In my "lock free code", the system was still spinning wildly with context switches, plus strace() saw a lot of calls to futex(2), the Linux primitive that underlies most locks & mutexes.

It took me a while to figure it out (why won't gdb set a breakpoint on futex()?), but it turns out that random(3) is guaranteed to provide the same sequence of numbers if it was seeded identically, and that this promise for some reason is kept even in multithreaded setting. In other words random(3) is serialized using a shared state.

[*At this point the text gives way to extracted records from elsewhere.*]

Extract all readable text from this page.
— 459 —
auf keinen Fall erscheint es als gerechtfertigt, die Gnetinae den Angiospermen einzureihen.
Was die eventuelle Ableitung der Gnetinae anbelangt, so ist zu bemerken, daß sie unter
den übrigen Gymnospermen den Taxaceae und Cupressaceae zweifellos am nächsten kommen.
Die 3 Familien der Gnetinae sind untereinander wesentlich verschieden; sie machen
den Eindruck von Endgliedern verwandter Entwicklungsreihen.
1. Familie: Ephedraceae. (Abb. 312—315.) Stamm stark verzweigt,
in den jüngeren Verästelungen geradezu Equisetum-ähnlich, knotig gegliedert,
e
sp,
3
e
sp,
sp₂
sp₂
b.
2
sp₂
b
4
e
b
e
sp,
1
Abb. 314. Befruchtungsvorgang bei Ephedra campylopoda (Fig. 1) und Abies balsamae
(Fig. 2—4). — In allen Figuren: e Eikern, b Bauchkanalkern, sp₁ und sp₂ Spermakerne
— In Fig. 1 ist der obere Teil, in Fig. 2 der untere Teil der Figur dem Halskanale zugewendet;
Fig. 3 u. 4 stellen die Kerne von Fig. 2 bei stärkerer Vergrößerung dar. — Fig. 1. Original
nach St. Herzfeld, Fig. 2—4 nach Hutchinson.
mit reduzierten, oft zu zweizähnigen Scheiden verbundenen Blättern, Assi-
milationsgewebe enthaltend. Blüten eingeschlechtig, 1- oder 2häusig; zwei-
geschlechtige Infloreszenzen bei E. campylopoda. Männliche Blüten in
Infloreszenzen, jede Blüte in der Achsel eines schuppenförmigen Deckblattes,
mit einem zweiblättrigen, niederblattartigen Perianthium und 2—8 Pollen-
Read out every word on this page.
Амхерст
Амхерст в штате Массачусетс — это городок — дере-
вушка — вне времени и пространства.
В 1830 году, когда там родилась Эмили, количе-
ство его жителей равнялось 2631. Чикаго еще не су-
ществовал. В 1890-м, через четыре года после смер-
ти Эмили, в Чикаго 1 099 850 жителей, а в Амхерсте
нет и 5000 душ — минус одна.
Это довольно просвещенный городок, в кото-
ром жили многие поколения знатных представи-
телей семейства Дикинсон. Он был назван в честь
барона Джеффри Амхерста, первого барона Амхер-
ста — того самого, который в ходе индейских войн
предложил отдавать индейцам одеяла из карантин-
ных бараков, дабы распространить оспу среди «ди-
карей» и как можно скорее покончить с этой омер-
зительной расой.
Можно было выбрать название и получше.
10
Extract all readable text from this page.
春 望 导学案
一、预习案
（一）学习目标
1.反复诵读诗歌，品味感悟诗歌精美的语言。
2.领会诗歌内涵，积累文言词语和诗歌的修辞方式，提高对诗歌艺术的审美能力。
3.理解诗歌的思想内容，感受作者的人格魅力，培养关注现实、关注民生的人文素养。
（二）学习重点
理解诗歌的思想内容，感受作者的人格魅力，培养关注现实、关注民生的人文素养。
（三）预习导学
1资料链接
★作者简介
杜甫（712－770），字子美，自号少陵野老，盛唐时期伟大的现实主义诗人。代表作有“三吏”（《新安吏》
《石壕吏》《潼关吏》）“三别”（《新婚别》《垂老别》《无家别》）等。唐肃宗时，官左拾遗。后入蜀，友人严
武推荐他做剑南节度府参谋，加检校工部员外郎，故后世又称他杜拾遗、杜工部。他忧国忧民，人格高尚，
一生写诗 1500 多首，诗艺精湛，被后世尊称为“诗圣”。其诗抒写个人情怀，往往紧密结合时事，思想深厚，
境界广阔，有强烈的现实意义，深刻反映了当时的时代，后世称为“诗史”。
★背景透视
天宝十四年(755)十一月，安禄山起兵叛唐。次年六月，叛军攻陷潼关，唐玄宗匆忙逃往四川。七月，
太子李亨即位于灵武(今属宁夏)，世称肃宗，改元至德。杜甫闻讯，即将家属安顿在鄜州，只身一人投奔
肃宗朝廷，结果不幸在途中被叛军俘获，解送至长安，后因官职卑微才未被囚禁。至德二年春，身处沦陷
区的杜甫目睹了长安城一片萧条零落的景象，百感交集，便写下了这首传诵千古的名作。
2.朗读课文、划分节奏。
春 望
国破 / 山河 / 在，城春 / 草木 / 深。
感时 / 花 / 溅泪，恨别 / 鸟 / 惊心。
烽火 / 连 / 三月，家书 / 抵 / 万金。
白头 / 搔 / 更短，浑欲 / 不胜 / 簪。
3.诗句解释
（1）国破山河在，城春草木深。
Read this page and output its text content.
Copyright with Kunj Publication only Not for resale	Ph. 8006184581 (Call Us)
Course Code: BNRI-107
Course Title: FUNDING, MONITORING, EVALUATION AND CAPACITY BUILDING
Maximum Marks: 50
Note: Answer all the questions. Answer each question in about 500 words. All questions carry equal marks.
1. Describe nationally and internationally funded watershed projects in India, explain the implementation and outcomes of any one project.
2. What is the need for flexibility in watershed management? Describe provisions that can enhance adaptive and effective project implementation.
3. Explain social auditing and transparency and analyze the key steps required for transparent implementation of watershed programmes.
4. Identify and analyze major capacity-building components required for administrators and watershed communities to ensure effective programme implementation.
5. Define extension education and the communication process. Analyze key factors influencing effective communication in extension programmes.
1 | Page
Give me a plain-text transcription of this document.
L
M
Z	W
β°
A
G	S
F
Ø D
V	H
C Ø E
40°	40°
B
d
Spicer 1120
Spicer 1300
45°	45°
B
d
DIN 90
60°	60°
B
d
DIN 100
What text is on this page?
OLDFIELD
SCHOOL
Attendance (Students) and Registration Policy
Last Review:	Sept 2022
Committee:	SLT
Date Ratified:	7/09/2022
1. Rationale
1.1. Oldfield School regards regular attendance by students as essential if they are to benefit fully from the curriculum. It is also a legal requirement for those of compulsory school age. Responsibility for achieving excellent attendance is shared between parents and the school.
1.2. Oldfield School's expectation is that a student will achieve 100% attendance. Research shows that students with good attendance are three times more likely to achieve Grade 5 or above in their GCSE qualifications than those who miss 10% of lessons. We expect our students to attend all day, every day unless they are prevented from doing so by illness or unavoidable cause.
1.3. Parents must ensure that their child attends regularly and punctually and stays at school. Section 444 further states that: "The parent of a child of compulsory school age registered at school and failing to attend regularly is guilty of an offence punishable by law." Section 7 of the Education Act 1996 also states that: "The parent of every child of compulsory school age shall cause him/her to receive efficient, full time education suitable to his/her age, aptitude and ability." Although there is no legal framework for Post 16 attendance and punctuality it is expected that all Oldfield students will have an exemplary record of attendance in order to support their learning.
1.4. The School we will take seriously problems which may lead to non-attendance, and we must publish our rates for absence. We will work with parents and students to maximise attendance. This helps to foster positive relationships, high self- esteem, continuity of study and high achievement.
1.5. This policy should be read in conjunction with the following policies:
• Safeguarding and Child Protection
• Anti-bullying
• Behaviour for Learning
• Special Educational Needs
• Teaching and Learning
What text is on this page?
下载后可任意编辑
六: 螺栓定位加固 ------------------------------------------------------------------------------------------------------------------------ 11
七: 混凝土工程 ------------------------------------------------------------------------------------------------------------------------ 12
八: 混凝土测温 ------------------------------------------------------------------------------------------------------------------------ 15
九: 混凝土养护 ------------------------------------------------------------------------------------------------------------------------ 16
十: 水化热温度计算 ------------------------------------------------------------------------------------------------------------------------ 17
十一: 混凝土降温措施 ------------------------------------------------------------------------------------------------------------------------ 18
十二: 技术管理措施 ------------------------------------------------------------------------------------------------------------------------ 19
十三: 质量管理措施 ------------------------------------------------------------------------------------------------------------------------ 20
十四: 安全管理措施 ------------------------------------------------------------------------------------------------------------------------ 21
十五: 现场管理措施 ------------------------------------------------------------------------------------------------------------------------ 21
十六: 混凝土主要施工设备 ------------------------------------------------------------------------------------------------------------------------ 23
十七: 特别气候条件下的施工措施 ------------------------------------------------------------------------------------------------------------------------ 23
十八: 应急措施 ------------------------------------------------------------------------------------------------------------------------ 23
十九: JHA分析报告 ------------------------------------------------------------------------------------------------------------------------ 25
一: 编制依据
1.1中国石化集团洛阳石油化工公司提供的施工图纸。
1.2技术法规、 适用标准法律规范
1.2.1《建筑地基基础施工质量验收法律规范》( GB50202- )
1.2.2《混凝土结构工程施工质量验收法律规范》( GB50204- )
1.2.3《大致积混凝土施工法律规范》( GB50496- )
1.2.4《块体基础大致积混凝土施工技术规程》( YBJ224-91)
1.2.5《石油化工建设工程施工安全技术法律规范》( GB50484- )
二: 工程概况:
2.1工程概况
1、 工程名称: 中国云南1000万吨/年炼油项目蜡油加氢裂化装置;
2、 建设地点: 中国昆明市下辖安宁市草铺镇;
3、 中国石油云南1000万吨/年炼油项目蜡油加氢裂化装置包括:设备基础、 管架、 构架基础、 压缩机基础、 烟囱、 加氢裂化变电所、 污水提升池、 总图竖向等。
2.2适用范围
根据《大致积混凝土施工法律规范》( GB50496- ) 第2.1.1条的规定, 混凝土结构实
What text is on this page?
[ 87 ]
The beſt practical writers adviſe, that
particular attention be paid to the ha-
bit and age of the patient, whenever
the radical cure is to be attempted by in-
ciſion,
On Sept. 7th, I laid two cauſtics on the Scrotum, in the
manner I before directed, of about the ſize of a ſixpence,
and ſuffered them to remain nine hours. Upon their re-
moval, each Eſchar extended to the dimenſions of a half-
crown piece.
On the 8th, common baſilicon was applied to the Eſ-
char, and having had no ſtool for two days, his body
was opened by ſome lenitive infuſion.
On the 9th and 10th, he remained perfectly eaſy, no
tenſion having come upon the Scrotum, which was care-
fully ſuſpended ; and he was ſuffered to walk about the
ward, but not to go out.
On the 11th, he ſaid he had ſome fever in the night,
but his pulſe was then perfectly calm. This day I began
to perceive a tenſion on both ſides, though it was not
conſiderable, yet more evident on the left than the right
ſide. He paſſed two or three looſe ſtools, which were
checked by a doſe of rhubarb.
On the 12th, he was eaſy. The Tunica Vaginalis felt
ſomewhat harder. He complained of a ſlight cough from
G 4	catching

And indeed, in the dungeons of glibc (stdlib/random.c), we find:

long int __random ()
{ 
  int32_t retval; 
  __libc_lock_lock (lock); 
  (void) __random_r (&unsafe_state, &retval); 
  __libc_lock_unlock (lock); 
  return retval;
}
And given the amount of (non-cryptographic) random I required, this was a major slowdown in scaling to multiple threads. There are, by the way, at least 80 other 'embedded locks' in glibc, but most (except for stdio) do not appear to be in performance critical code.

In a random()-dominated benchmark, the single-threaded case ran in 1.7 seconds, using 4 threads this exploded to 69 seconds and with 8 threads it clocked a whopping 113 seconds. This all on a 4-core i7 system, while incurring 800k context switches/s.

The reason that this behavior from random() is noteworthy is that random() has long been considered 'not perfect but at least fast', and that when we go multithreaded, this rapidly turns into 'not perfect and slow, but keeping a promise you probably don't value about being predictable for a given seed'. The last bit is especially useless since multi-threaded programs rarely execute in a deterministic manner.

So to keep a promise you don't value, random() became really slow. And in fact, the very random() manpage mentions the non-reproducibility:
"This function should not be used in cases where multiple threads use random() and the behavior should be reproducible."
To be honest, I don't know what else glibc could've done here - the seeding srandom() function has never been specified to initialize the random() system for only one thread, so it must necessarily do so for all threads. And this in turn requires that random() accesses the shared random state.

At the very least, the manpage should contain a big warning that random() can be a source of contention, and that the use of random_r() should be considered if performance is required. I'll be drafting a paragraph for the inestimable Michael Kerris that does just that.